On the other hand, backward-looking valuation measures, such as Shiller’s CAPE ratio, paint a less sanguine picture. They generally indicate the market is fully valued, if not over-extended. Exhibit 2 shows 4 regressions of 10-, 7-, 5-, and 3-year forward-looking annualized returns on the CAPE ratio. The explanatory power of the linear regression increases with window length. For example, R2 of the 10-year forward returns is almost 0.52, while R2 of the 3-year forward returns is barely over 0.20. The data are clustered more tightly around their respective regression lines as the forward-looking period grows longer. There is too much random variability to use CAPE as a short-term timing tool, however over longer periods its relationship with future returns grows more significant.
Plugging in the current observed CAPE of about 33ii into the regressions shows that it is signaling low expected returns. For example, using the 10-year regression equation we have:
-0.52% (33) + 19.26% = 2.10%
After inflation, a nominal return of about 2% would probably equate to a near-zero, or even negative, average real return over the coming 10 years.

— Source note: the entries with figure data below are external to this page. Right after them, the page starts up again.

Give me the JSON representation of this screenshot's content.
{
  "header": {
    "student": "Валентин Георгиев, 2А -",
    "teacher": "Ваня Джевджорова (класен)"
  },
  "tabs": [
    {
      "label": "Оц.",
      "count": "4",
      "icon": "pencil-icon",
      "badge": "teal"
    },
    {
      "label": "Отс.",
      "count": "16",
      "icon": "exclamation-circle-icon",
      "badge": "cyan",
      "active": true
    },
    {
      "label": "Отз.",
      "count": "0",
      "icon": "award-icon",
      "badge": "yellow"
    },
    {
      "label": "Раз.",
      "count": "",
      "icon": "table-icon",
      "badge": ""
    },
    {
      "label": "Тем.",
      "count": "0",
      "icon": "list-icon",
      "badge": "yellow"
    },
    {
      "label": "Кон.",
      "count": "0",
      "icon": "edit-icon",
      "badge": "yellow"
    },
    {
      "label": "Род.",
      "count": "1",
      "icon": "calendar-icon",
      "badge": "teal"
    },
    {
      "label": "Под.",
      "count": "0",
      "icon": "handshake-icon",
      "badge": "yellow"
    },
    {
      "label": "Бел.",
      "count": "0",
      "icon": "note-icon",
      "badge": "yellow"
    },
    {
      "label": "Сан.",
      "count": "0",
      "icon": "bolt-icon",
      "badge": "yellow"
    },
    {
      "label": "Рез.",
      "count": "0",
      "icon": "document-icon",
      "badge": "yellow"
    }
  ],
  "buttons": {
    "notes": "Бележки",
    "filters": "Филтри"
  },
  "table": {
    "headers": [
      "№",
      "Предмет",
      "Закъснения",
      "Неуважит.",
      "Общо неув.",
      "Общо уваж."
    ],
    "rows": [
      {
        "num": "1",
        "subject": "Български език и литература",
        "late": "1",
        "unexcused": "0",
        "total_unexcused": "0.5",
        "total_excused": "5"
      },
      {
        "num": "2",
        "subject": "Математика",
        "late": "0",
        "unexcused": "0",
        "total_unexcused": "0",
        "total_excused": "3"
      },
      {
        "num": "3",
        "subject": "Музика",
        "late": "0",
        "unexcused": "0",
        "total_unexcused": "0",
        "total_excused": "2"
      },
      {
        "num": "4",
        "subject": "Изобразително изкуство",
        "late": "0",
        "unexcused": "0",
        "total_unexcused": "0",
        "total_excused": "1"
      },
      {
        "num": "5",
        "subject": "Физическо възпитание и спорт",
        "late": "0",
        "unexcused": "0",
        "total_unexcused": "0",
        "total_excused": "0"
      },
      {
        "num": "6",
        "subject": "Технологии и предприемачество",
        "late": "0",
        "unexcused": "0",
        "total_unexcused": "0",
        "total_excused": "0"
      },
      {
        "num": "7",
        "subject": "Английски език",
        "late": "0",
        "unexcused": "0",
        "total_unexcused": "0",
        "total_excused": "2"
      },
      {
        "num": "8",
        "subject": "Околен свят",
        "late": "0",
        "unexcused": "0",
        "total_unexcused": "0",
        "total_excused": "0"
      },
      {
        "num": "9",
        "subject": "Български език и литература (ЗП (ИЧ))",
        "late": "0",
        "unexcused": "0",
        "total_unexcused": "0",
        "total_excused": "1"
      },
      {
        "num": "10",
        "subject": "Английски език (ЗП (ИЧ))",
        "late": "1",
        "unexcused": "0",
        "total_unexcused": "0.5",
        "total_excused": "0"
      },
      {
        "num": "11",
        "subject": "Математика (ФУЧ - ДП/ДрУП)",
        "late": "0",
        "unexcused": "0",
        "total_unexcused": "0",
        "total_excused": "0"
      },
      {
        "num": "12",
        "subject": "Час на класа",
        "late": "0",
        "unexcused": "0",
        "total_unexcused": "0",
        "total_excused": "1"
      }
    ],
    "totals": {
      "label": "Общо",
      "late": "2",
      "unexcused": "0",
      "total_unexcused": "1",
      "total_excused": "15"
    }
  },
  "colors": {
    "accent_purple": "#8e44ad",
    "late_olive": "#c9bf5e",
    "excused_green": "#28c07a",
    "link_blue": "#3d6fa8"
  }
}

Nonetheless, backward-looking data may currently be less representative of the future than before. On the positive side for U.S. corporate profits, tax cuts have juiced earnings. But an important question is whether earnings can remain elevated relative to the economy, or whether they have peaked. There is also significant uncertainty about the outlook for global trade, and the prospect that U.S. monetary policy may work at odds with fiscal policy. Therefore, market participants may benefit from incorporating a wide degree of variability into their capital market return expectations. “Moderation” is probably a good word to bear in mind when considering reasonable expectations for U.S. stocks, while granting plenty of room for both downside and upside surprises.